Consensus in Washington is harder to find than a Yankees fan at a Red Sox convention.

But we did it.

We found the one issue that everyone in Washington agrees on: insurance companies must not be treated like banks. This is especially true when setting appropriate capital standards.

There it is. The rarest of the rare. A topic on which the Obama administration, Democrats and Republicans in the House and the Senate, state and federal regulators and private industry all see eye to eye.

In this hyper-partisan era when seemingly every subject this side of "Will the sun come up tomorrow?" can spark an overheated debate, this emerging consensus on capital standards for insurers is quite remarkable.

Especially considering how far we've come in the past few years.

In the aftermath of the 2008 financial crisis, Congress and the administration were determined to prevent another calamity. The Dodd-Frank Act was passed, giving the Federal Reserve the authority to regulate non-bank organizations that are affiliated with thrifts or are designated as "systematically important financial institutions." Several insurance companies fall under these new rules.

One provision in Dodd-Frank would impose bank capital requirements for all these institutions. The author of this amendment, Sen. Susan Collins of Maine, wrote federal regulators to clarify that "it was not Congress's intent that federal regulators supplant prudential state-based insurance regulation with a bank-centric capital regime.” But the Federal Reserve has interpreted the language to mandate it must treat insurance companies like banks.

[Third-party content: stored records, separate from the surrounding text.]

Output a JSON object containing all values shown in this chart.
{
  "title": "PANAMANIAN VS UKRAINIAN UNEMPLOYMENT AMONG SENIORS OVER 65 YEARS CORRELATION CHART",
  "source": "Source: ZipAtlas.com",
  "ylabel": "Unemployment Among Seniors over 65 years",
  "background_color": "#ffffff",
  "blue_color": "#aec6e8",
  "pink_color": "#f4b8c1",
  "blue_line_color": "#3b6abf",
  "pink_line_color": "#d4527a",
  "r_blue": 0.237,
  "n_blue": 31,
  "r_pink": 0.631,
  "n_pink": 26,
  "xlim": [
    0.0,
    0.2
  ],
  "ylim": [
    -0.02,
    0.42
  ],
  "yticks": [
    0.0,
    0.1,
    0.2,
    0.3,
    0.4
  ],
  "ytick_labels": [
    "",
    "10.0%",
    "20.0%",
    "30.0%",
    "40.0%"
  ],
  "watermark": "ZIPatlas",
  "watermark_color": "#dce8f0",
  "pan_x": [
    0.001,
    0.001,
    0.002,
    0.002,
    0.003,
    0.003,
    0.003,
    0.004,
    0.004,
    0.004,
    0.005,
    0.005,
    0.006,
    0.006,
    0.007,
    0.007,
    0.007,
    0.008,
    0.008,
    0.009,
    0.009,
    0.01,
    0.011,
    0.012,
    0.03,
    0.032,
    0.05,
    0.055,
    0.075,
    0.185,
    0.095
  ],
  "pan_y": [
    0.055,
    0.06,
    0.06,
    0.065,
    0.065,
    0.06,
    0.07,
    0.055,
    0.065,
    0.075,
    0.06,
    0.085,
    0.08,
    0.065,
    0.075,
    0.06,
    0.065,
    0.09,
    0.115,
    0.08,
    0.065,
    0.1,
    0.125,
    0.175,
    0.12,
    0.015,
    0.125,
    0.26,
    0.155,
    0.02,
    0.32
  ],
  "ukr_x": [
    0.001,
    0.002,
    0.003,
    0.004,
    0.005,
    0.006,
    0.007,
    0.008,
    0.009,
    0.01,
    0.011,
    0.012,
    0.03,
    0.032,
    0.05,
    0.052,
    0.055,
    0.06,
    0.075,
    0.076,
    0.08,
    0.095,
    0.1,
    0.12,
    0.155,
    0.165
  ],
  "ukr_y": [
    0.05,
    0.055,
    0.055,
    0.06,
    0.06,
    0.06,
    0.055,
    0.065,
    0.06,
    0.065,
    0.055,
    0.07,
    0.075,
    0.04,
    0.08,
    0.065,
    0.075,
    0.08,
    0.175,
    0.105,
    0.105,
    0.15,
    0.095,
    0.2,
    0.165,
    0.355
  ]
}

Regulation is one thing. But regulating insurance companies like banks makes no sense.

Life insurance companies and banks have completely different business models, financial structures, funding mechanisms and risk profiles. Life insurers provide valuable coverage for their customers' long-term risks, and they match their long-term liabilities with appropriate assets of similar durations. The insurance companies' capital requirements directly reflect this level of matching.

Banks' assets and liabilities are not matched the same way. Banks are more dependent on short-term, on-demand sources of funding and in periods of stress, they could face a "run". Consequently, because of this risk the capital requirements for banks are set up far differently.

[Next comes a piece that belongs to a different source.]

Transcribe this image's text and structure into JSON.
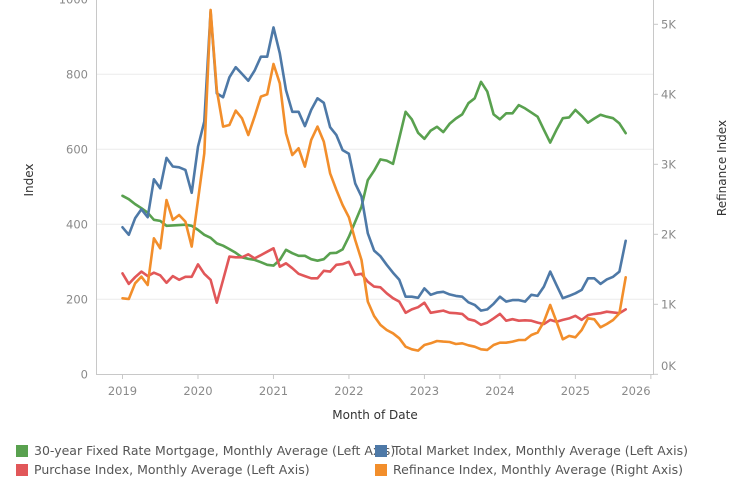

Life insurers let everyone know that if a one-size-fits-all capital standards viewpoint were adopted, it could damage the financial condition of well-run life insurers and make it harder for them to provide financial protection to their customers, more than 75 million American families. The whole purpose of the Dodd-Frank Act was to stabilize the U.S. financial system. Disrupting the operations of life insurance companies would in no way accomplish or contribute to that goal.

Fortunately, this message has been heard throughout Washington.

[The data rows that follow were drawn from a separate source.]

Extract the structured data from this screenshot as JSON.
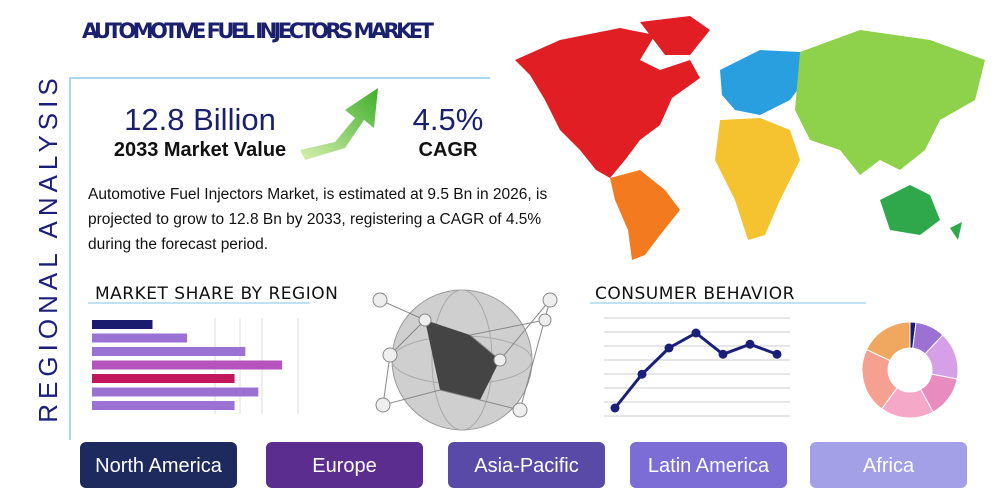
{
  "header": {
    "title": "AUTOMOTIVE FUEL INJECTORS MARKET",
    "side_label": "REGIONAL ANALYSIS"
  },
  "highlights": [
    {
      "value": "12.8 Billion",
      "label": "2033 Market Value"
    },
    {
      "value": "4.5%",
      "label": "CAGR"
    }
  ],
  "description": "Automotive Fuel Injectors Market, is estimated at 9.5 Bn in 2026, is projected to grow to 12.8 Bn by 2033, registering a CAGR of 4.5% during the forecast period.",
  "market_share": {
    "title": "MARKET SHARE BY REGION",
    "type": "bar",
    "xlim": [
      0,
      100
    ],
    "values": [
      28,
      44,
      71,
      88,
      66,
      77,
      66
    ],
    "colors": [
      "#1a1a6e",
      "#9b72d4",
      "#9b72d4",
      "#b553bf",
      "#c2185b",
      "#9b72d4",
      "#9b72d4"
    ]
  },
  "consumer_behavior": {
    "title": "CONSUMER BEHAVIOR",
    "type": "line",
    "ylim": [
      0,
      80
    ],
    "color": "#1a1f7a",
    "values": [
      8,
      35,
      56,
      68,
      51,
      59,
      51
    ]
  },
  "donut": {
    "type": "pie",
    "values": [
      2,
      10,
      16,
      14,
      18,
      22,
      18
    ],
    "colors": [
      "#1a1a6e",
      "#9b72d4",
      "#d6a0e8",
      "#e88cc0",
      "#f5a8c8",
      "#f5a090",
      "#f0a860"
    ]
  },
  "regions": [
    "North America",
    "Europe",
    "Asia-Pacific",
    "Latin America",
    "Africa"
  ],
  "region_colors": [
    "#1e2a5e",
    "#5b2d8e",
    "#5a4aa8",
    "#7b6cd6",
    "#a3a0e8"
  ]
}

At her confirmation hearing Federal Reserve Chairwoman Janet Yellen said she believes that the insurance industry and other non-bank institutions deserve better than being subject to a "one-size-fits-all”"regulatory scheme created for banks.

In February, Federal Reserve Governor Daniel Tarullo told a Senate panel that, "We are trying to tailor, as best we can, the capital requirement to take account of A) the particular product that insurance companies offer that banks do not, and B) the different business model."

Mary Miller, undersecretary for domestic finance at the Treasury Department, recently told the Senate Banking Committee that "a lot of attention has been paid to the business models, a lot of attention has been paid to the fact that you can't have that one size fits all approach to capital."

So on Capitol Hill, bipartisan legislation has been introduced to allow the Federal Reserve to develop and implement appropriate, insurance-centric capital standards for those life insurers under its jurisdiction. And Sen. Collins is working to ensure the original purpose of her amendment by clarifying that insurance companies should not be treated like banks.

So all the stars in Washington are aligned. But still nothing has happened. What is taking so long? Why aren"t we seeing any results?

A common-sense solution is near. The time is now. Let's get it done.

Dirk A. Kempthorne is President and CEO of the Washington, D.C.-based American Council of Life Insurers (ACLI). He served as the 49th U.S. Secretary of the Interior; as Idaho's governor, U.S. Senator and Mayor of Boise.